Later that day, he grumbles and roars his way to Pasadena in his ’65 Corvette, to a famous comedy club called the Ice House, where he has a gig. He mills around in the parking lot, waiting to go on. His dad is still on his mind and he has a few more things to say.
“Look,” he says, “I don’t want to try to figure out what went wrong. I don’t hate the guy, I don’t want to beat his ass. I just don’t want to be involved with him, and I don’t want to talk to him. He was very nice to me, loved me. But he was super, super-violent, and he would have turned me into a fucking psychopath.”

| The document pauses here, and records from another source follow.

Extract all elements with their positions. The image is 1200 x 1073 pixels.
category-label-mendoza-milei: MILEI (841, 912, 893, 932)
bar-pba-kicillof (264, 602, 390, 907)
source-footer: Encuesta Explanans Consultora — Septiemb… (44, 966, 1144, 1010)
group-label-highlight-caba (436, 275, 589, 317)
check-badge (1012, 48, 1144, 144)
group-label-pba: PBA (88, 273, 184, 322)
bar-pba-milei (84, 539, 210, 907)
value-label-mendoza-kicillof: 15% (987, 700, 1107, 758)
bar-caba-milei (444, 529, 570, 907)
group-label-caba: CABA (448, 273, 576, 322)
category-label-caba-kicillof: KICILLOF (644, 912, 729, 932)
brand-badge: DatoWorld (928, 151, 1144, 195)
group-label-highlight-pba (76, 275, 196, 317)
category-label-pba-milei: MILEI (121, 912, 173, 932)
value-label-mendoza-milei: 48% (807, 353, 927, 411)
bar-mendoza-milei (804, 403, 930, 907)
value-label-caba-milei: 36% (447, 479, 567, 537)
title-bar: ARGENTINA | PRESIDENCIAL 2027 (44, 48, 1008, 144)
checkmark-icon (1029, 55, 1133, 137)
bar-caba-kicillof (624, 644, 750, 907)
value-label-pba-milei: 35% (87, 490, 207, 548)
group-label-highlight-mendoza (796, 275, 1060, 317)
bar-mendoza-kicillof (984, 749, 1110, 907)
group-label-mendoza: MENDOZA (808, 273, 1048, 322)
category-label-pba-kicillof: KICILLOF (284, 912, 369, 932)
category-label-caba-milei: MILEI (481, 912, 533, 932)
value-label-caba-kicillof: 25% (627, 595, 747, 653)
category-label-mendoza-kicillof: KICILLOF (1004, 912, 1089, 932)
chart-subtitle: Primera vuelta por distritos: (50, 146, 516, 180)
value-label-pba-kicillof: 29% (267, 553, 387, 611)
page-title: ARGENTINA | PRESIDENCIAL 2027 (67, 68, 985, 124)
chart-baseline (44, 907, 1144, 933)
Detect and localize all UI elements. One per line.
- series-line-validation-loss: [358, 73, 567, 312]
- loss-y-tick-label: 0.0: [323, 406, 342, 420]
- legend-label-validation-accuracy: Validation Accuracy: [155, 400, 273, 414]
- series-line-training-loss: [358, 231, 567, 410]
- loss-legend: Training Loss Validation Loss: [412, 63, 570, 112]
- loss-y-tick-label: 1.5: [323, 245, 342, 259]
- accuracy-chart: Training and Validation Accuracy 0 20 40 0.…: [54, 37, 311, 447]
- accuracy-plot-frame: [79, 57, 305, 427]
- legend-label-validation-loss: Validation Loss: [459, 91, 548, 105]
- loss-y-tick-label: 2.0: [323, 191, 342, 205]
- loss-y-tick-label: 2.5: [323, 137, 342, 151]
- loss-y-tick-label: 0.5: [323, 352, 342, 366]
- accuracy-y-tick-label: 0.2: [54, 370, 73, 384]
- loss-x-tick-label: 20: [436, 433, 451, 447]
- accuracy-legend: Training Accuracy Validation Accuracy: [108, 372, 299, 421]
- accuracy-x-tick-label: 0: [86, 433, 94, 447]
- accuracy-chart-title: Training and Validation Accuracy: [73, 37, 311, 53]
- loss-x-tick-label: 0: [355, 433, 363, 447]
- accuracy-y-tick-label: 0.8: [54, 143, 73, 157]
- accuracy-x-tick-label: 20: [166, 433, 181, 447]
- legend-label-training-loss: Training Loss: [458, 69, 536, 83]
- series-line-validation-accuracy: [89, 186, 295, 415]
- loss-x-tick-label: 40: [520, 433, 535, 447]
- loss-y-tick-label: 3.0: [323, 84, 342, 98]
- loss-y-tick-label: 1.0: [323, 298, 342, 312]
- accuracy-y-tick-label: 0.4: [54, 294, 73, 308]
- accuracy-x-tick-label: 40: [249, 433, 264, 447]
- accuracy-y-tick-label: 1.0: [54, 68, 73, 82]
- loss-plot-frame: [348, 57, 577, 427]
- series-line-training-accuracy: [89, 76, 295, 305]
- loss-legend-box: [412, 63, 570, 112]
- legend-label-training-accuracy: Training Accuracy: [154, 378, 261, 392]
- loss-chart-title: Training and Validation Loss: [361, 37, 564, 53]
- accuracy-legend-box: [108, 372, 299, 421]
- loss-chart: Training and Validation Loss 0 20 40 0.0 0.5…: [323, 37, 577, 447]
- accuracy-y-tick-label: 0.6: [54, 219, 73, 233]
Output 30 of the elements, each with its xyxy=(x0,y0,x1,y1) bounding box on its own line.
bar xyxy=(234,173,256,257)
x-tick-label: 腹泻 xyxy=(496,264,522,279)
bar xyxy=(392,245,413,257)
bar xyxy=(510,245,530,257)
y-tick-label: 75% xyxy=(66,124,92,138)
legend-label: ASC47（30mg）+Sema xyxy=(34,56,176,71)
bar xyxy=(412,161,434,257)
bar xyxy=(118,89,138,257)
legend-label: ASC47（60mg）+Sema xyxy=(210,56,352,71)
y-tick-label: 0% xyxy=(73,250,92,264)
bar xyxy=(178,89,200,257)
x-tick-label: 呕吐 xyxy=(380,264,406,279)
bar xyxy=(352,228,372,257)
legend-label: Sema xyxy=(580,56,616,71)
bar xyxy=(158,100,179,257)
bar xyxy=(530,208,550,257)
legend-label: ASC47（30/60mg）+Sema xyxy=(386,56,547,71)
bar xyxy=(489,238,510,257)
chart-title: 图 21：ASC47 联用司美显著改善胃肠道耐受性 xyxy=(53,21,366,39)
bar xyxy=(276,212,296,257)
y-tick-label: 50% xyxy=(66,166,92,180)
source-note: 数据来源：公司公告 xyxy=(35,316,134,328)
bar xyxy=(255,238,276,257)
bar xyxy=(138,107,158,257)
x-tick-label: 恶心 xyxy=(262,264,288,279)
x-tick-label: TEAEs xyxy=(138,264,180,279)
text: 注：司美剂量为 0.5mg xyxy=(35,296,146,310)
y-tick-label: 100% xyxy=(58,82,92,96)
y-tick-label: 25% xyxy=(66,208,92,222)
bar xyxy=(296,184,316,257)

Rogan seems sure about this, like there’s no doubt in his mind, which maybe explains so much about why he’s stitched everything together the way he has: the UFC gig, the testosterone and HGH injections, his float tank and freezers full of self-delivered meat, his DMT trips to the portal of souls, the taking of one hit off the joint instead of the two that’d rocket him back into childhood, all those guests on his podcast, filling his feverish, hopeful mind with all kinds of things. It’s where life has come into play, stacking one thing up against another like into a fortress or a wall.
He turns to go inside, and pretty soon the crowd is laughing at bits about Texans, Scientology, Santa Claus and how “you eat a pot cookie and think about somebody you fingered when you were 14, and I’m sorry, OK? Jesus Christ, we were kids.” A few of the transitions are shaky, some of the jokes a little flat. Not to worry. He’s doing better than anyone might have expected, and the alternatives could have been far worse.